Abstract & Commentary

Clostridium difficile BI: From Canada to the Second City

By Joseph F. John, MD, FACP, FIDSA, FSHEA, Associate Chief of Staff for Education, Ralph H. Johnson Veterans Administration Medical Center; Professor of Medicine, Medical University of South Carolina, Charleston, is Associate Editor for Infectious Disease Alert.

Dr. John reports no financial relationship to this field of study.

Synopsis: Severe disease was common and crude mortality was considerable among patients diagnosed with Clostridium difficile in Chicago in February of 2009. The BI strain was the predominant strain identified (61%).

Source: Black SR, et al. Clostridium difficile outbreak strain B1 is highly endemic in Chicago area hospitals. Infect Control Hosp Epidemiol 2011;32:897-902.

A 1-month prevalence study was done in 2009 at 25 of the 56 contributing hospitals participating in the Chicago Health Alert Network. Patients were considered having Clostridium difficile infection (CDI) if they had three or more watery stools and a positive C. difficile toxin or pseudomembranous colitis. Severe CDI was defined as having CDI requiring ICU care. Rates were calculated per 10,000 patient-days during the month of February, 2009. Stool samples were collected and cultured. C. difficile isolates were characterized for HindIII restriction endonuclease analysis (7 groups). Note that only hospital onset cases were included in the study.

Of the 56 network hospitals, 25 contributed data and samples to this study. There were 263 incident episodes and, of these, 16% were considered severe and 57% were females. Twenty patients died, so the crude mortality rate was 8%. Thirty-seven percent of the patients had to extend care at a long-term care facility where the average length of stay (LOS) was 7 days.

Restriction enzyme analysis found that the majority were BI (61%), followed by J, G, BK, CF, Dh, or K. There were 22% non-epidemic groups that were not further characterized. BI was present in hospital and community origin organisms. BI patients had a high likelihood (50%) of needing long-term care and 18% of the BI patients had severe outcomes. Note that BI was very widespread, occurring at 18 of the 20 health care facilities.


Hats off to the wonderful consortium of hospitals constructed in the Chicago Health Alert Network.
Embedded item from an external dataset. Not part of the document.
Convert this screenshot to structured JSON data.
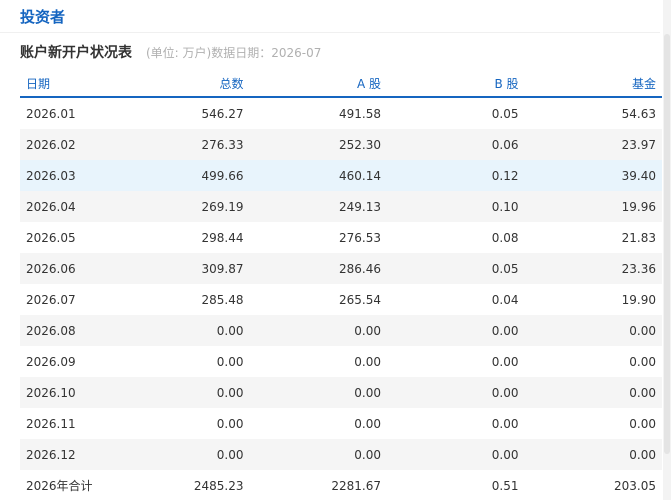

Managing to organize 25 organizations of any kind in a large U.S. city is a great accomplishment, including the submission of 129 specimens that yielded a cultured organism. The major point of this study is that a highly virulent strain that originated in Canada1 — one that has come to be known as the B1 strain — has infiltrated the lower 48 and, in at least one major city, it has become endemic, causes community as well as hospital disease, and can be fatal in up to 8% of episodes.

Can we do anything to control the spread of such a virulent enteropathogen? America knows how to build reporting networks. Reported on PBS Frontline, Sept. 6, 2011, there are a series of highly secret, yet very functional, antiterrorist nodes throughout the country. Assuming these nodes have been effective in thwarting terror events, perhaps they provide models better than ones we have built to alter the occurrence and spread of specific events. Perhaps a city like Chicago could enhance its efforts to limit spread of virulent pathogens. The authors do emphasize that one outgrowth of the current study is the need for close communication between acute care facilities.

The notorious B1 strain, as discovered in this intriguing study, was prominent throughout Chicago hospitals in 2009. Why did the strain delay its entry into the heartland, yet predominate when it did? Answers to the first part of the question remain without explanation. As for the second question, there is likely some colonization advantage for this strain, once introduced, that showed vicious virulence during its Canadian phase, enough that hospitals had to be closed.

From the data in this article, it is clear that B1 has spread into the heartland of North America. With the leadership of this hospital consortium, Chicago has given us a model to allow cities to have early alerts and to cooperate in assembling a holistic molecular epidemiology of pathogen spread.


  1. Pepin J, et al. Clostridium difficile-associated diarrhea in a region of Quebec from 1991 to 2003: A changing pattern of disease severity. CMAJ 2004;17:466-472.